The engine behind the page is standard browser APIs. It reads your file in-memory and writes the result back into the browser. For 0 MB and below the work usually completes in seconds; larger files mostly depend on how much spare RAM your device has.
Common audiences for Data URL Generator include developers preparing UI screenshots and e-commerce owners cleaning product shots, but plenty of people land on the page through a one-off search and never come back — that is also fine. The tool is built to be useful even when you only ever need it once.
The architecture is local-first by design. Once the page is loaded, you can disconnect from the network and the tool still completes the job. The processing stack — standard browser APIs and the small UI shell wrapping it — ships with the page itself, so the tool keeps working in offline conditions, on a captive-portal Wi-Fi, or behind a corporate proxy that limits what the tab can reach.
Reach for Data URL Generator when you need a predictable result on a single file. The page works on the first visit, the controls are visible without a menu, and the output is delivered the moment the engine finishes.
When the job finishes, Data URL Generator hands you the result as a sensibly named file. Filenames are derived from your input where possible, so a quick batch of jobs leaves you with a tidy folder rather than a pile of generic "output (3)" files. Nothing is auto-saved on Favtoo's side because nothing was ever sent there.

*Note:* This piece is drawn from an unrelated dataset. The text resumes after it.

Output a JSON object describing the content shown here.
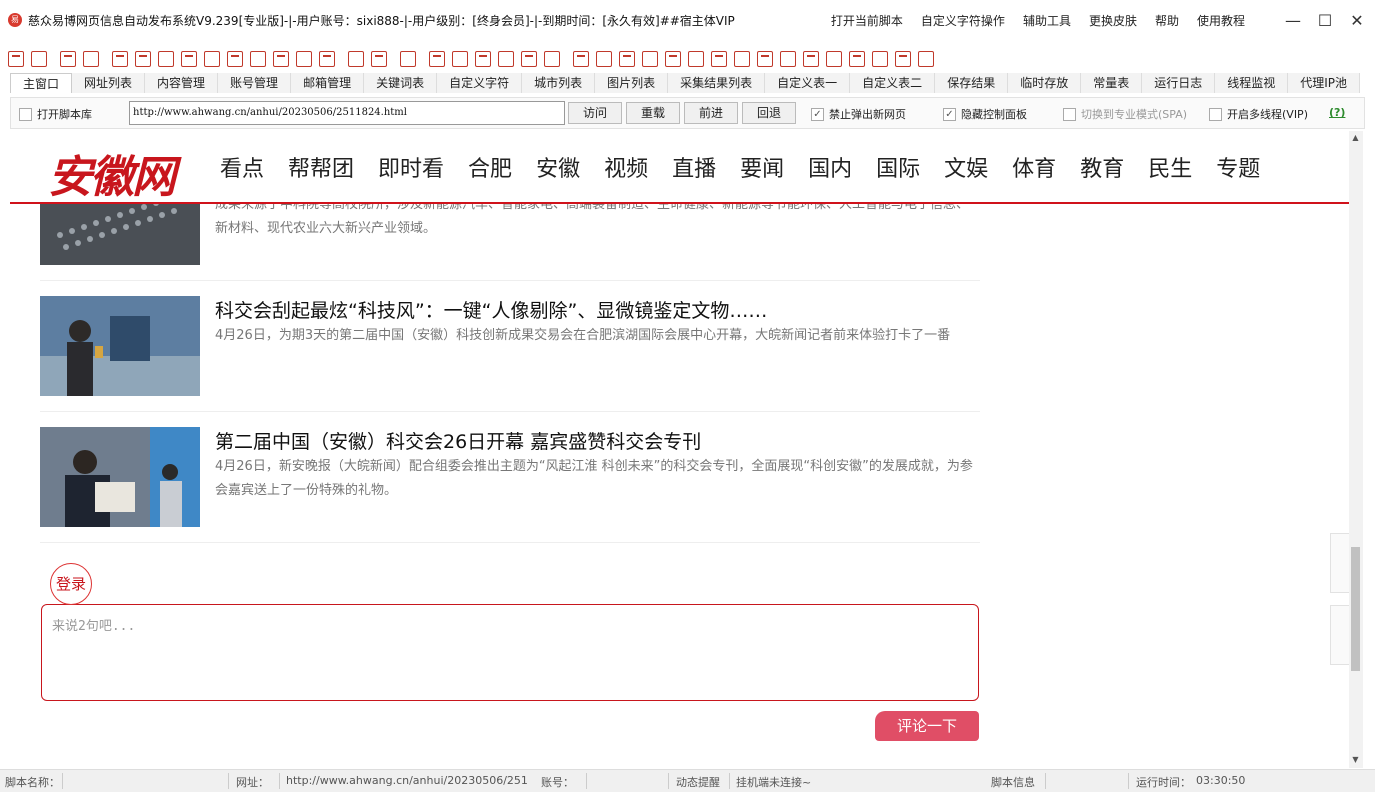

The 0 MB ceiling on input size is the only fixed limit. Output files are produced in standard formats that every common viewer recognises, and the tool runs the same way regardless of how many times you have used it during the session.
As a workflow component, Data URL Generator is the part you reach for when a single, well-defined image editing and conversion step needs to happen. It performs that step and returns a standard file you can carry into the next part of your pipeline.
Data URL Generator is built around steady iteration on a small set of options rather than feature creep. Every additional setting attracts a slightly different audience, but a long settings panel makes the common case slower for everyone. The current controls reflect what users of the tool actually use.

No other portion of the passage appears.